Jay5, many thanks for all the valuable info you have provided, now I can see how this works out. I will try and come up with a jig like yours and see how mine works out, also where is the best place to get a 1" radius roundover bit at a decent price and quality ?? Here in the UK they are horrendously expensive maybe we can buy some in bulk from the US and pass on the savings ?? many thanks for all your advice it is greatly appreciated.

Posted

You don't want to skimp on big bits, and if you don't have a powerful enough router, don't even bother. Routerbits.com has good prices on great bits (Whiteside), but a roundover that size is still might expensive. Other than the fact I quite like hand-carving necks, that's my main reason not to even bother considering a jig like this. I just don't make enough guitars per year to make it a sensible investment.

Posted

The bit I bought was a cheap ($30) Grizzly bit, mainly to make sure that everything actually worked out.

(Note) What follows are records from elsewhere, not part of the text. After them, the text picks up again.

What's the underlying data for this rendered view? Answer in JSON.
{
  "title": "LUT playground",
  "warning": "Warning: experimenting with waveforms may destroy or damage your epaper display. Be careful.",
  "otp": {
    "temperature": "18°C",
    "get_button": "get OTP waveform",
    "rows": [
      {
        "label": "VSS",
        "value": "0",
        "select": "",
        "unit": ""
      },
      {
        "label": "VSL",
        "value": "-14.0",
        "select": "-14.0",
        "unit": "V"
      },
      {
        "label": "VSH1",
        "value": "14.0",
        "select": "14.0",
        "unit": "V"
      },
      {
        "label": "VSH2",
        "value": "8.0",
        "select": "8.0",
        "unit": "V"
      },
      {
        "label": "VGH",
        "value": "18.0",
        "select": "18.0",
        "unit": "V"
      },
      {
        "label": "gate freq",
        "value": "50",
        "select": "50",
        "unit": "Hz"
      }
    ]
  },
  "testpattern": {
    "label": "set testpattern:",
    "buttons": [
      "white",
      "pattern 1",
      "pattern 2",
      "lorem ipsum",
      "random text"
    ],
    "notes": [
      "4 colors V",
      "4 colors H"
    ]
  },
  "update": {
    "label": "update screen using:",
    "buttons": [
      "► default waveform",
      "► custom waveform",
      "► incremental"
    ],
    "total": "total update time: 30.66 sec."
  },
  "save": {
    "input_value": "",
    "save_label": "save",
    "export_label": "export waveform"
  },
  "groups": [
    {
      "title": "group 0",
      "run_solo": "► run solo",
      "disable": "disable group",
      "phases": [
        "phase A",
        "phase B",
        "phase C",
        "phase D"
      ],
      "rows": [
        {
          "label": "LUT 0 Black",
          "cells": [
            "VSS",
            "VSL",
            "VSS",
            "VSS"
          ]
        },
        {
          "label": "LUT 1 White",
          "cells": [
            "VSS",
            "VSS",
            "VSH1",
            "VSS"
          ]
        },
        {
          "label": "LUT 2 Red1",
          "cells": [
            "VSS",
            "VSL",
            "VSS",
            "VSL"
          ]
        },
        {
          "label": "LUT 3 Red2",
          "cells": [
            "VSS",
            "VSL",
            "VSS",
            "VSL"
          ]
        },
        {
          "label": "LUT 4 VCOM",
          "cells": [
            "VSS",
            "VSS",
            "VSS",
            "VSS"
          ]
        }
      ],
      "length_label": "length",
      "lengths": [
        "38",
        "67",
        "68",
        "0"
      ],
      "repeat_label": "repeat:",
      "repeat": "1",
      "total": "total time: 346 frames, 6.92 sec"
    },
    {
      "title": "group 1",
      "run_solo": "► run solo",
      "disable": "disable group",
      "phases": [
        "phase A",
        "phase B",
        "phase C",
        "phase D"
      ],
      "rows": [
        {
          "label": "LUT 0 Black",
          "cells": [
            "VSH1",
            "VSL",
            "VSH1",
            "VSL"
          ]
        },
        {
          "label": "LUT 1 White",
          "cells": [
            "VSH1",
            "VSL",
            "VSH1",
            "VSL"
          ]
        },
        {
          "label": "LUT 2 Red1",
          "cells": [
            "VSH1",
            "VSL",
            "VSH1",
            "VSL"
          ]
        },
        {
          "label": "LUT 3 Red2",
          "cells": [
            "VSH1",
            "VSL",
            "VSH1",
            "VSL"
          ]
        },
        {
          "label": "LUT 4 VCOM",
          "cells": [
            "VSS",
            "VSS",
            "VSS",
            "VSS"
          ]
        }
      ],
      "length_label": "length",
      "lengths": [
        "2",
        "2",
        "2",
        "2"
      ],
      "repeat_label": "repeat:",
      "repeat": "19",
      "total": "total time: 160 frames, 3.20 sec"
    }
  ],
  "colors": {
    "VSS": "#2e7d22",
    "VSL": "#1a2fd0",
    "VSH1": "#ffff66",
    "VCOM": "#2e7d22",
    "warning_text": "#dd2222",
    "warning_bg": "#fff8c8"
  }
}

I will definately buy a Whiteside bit after this one has a few more necks on it. The whiteside is about $70 but so worth it, all my other bits are whiteside cutters and are all phenominal. I was really hesitant to go with the Grizzly but it cut the mahogany well. Being that carving is at the tail end of the build you would hate to trash a neck with several hours already into it. So, good bits are a must. Now, about the router. I have a bosch 1617EVS which is listed at 2.25HP and is variable speed. It adjusts from 1 to 6 and I run this bit at about 4. The idea of that big thing whirling at 22K rps scares me. The 690 is a fine router. The only thing I would have reservations about would be the single speed. I imagine that a real good bit and several light passes would work fine.

Posted

I have the 690 with the variable speed. It came with all three bases (original, plunge and D handle) and different collets. It seems fine as I don't spend enough time with a router right now to warrant a bigger size. It was a great deal when I got it and the newer 1.25hp ones had just come out and a bit more in cost. They look beautiful, but in the scheme of things the 690 was sufficient. By the way, I got the router table from Sears, on sale. It's the professional model that looks similar to a Bench Dog model. It's been great. By the way. can the jig be modified to do bolt ons? It seems from the pics that it shouldn't be a problem.